No, jeszcze można woltomierze i inne cacka. Ale gdzie? Tam, gdzie
analogówka. A wziąłby dobrą izolowaną przetwornicę, zasilił zwykłego
opampa, dał wyjście przez transoptor i miałby spokój. A tak musi się
zmierzyć z problemami, które go czegoś nauczą :)
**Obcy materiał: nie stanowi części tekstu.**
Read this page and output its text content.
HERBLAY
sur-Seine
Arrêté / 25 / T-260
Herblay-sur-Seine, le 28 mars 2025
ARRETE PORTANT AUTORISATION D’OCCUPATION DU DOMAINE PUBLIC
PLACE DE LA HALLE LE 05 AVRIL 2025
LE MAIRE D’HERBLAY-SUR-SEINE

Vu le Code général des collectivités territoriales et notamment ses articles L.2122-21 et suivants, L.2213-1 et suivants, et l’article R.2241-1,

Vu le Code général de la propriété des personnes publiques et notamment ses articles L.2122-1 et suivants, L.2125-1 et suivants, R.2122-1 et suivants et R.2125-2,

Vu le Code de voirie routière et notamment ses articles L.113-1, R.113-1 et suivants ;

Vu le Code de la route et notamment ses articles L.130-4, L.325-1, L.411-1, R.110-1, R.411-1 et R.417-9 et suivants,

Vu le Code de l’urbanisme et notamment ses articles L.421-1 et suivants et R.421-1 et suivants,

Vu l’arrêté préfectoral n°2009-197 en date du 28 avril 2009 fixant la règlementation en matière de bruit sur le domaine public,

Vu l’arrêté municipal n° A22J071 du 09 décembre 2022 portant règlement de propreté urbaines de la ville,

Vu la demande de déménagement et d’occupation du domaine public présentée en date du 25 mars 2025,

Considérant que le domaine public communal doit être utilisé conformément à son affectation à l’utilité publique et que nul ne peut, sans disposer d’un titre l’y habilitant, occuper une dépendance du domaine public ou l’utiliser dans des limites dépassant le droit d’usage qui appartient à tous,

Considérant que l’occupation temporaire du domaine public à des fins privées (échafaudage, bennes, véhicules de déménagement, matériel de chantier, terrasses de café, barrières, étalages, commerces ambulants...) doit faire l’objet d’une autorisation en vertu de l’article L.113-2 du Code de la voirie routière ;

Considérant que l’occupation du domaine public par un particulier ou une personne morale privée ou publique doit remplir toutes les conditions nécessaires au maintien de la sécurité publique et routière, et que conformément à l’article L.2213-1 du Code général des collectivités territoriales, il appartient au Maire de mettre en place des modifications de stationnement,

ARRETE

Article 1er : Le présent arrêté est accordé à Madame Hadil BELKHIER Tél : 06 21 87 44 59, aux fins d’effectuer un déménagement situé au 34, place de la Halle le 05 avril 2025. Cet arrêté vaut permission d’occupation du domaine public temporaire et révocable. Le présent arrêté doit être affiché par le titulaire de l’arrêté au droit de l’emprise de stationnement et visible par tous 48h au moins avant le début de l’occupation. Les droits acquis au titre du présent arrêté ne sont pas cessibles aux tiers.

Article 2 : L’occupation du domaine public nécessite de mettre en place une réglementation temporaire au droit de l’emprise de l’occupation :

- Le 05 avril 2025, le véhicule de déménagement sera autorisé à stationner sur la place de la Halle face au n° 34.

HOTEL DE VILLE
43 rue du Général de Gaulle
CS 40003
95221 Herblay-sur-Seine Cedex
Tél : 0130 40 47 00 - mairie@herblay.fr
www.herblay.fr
Inna sprawa, że ten zasilacz to jakoś mnie nie przekonuje - za dużo
miejsc gdzie to się może wzbudzić. No i w zasadzie to konstrukcja czysto
edukacyjna - tracimy część możliwości stabilizatora, a równocześnie nie
dostajemy zalet użycia tranzystorów... W zasadzie nie dostajemy nic,
nawet źródło odniesienia jest zewnętrzne, a sprzężenie z wyjścia jest
takie trochę...
Na dobrą sprawę LM robi za darlingtona. A w takiej obudowie to już można
całkiem solidnego dostać.
> Oprocz RS232, to kojarzy mi sie ethernet na koncentryku - tam chyba bylo
> -9V, ale i tak izolowane od urzadzenia, wiec z osobnej przetwornicy.
Tak, to szło z przetwornicy, a czy to było -9 to nie wiem. Tam chyba
jednak było wyjście +-9V. Gdzieś mam parę takich wylutowanych ze starych
kart, ale nowe są już takie tanie, że chyba stare pójdą do utylizacji.
> RS-485 moze wymagac w odbiorniku.
A to ja chyba nie widziałem takiego czegoś.